La noche tiene un ojo,
un ojo de plata fina
y usted será muy flojo,
muy flojo, si no adivina
más adivinanzas sobre el sol, la luna y las estrellas...
Dicen que soy rey y no tengo reino; dicen que soy rubio y no tengo pelo; dicen que ando y no me meneo; arreglo relojes sin ser relojero.
Parecen siempre quietas, pero dan vueltas y vueltas, duermen todo el dia, y de noche despiertan.
Una gran moneda dorada que vale mucho y por la que no pagas nada.
Muchas lamparitas muy bien colgaditas, siempre encandiladas y nadie las atiza.
Soy un señor encumbrado, ando mejor que un reloj, me levanto muy temprano y me acuesto a la oración.

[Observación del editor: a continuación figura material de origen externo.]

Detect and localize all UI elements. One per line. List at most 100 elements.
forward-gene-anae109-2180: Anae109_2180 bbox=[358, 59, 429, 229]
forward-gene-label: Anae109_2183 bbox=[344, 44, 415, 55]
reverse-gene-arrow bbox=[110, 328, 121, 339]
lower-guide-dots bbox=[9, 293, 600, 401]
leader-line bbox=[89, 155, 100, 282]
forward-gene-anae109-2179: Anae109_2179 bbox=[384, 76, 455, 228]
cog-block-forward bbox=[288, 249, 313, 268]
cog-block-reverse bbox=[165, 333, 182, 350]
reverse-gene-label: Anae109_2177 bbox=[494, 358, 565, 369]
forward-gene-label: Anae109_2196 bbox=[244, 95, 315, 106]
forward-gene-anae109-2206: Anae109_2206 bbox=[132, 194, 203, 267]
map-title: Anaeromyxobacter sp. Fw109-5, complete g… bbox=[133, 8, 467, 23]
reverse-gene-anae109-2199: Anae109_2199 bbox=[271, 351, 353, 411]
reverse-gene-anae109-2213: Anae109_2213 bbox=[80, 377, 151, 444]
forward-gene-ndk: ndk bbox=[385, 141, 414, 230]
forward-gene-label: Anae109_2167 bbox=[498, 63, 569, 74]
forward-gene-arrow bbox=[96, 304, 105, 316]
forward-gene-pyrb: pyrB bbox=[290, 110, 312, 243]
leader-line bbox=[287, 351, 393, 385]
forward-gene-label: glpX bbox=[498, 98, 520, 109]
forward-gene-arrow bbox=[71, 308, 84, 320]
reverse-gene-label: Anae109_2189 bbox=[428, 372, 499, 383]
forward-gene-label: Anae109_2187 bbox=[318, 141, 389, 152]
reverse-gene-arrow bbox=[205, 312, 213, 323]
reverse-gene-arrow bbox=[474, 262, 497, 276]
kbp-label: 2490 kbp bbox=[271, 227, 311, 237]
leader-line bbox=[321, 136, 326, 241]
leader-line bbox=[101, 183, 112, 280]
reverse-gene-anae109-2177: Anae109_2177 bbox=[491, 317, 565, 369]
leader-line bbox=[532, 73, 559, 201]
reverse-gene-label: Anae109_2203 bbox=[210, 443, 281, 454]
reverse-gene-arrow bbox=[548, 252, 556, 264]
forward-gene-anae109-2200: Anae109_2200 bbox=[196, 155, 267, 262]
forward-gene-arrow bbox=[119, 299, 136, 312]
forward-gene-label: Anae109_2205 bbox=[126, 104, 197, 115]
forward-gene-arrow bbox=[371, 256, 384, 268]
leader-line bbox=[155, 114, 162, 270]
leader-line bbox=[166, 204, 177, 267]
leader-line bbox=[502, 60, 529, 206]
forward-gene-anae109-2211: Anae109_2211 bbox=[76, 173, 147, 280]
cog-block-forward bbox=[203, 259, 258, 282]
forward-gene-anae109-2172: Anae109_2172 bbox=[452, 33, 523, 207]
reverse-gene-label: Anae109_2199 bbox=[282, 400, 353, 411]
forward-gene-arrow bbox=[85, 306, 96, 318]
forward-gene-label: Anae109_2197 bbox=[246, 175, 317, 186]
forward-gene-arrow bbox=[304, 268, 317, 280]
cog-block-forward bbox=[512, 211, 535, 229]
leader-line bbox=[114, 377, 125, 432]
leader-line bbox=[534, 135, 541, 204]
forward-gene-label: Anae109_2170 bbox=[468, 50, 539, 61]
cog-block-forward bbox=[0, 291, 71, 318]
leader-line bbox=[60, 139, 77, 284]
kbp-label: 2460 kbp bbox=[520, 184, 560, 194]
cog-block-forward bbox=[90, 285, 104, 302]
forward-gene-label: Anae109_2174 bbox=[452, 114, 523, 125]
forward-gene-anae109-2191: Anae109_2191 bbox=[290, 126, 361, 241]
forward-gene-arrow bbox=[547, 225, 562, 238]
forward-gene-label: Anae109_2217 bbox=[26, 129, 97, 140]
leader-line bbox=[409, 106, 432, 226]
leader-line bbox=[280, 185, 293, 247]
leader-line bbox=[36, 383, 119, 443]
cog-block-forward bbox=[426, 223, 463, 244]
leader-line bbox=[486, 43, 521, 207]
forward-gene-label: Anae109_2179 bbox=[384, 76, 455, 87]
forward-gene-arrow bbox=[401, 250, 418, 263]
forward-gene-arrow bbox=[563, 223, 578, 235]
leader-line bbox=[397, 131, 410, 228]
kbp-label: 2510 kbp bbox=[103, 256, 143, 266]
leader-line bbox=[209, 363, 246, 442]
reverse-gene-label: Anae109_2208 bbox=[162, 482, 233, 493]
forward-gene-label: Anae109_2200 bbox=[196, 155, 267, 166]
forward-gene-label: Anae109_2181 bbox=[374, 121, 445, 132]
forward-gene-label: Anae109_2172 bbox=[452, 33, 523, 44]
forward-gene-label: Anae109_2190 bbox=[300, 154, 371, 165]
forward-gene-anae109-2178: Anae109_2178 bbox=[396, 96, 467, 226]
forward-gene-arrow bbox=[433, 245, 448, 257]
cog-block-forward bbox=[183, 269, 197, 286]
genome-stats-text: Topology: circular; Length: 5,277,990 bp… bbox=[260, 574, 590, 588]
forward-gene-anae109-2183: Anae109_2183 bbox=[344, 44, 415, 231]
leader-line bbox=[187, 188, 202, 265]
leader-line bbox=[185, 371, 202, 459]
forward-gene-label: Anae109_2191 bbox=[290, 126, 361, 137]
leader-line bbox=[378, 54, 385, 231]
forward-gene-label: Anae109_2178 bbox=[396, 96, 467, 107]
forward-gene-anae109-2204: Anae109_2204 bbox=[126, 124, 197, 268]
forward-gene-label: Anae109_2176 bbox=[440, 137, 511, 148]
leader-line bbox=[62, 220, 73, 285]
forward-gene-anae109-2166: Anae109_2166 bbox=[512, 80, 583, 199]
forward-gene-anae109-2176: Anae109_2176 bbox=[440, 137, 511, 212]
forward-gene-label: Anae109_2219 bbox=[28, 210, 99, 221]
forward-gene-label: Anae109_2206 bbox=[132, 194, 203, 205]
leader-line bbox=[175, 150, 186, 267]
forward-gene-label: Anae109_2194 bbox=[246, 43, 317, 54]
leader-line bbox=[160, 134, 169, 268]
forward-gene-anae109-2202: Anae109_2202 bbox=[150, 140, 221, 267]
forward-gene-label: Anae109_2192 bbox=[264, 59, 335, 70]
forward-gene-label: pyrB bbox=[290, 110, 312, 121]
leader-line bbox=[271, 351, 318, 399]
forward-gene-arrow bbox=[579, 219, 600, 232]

Salimos cuando anochece, nos vamos si canta el gallo, y hay quien dice que nos ve cuando le pisan un callo.
De día yo me levanto, de noche a la cama voy, tiño de rojo el ocaso, ¿a qué no sabes quién soy?
Tan redonda como un queso, nadie puede darle un beso.
Sin ser rica tengo cuartos y, sin morir, nazco nueva; y a pesar de que no como, hay noches que luzco llena.
Toda mi vida en un mes; mi caudal son cuatro cuartos y aunque me ves pobrecita ando siempre muy alto.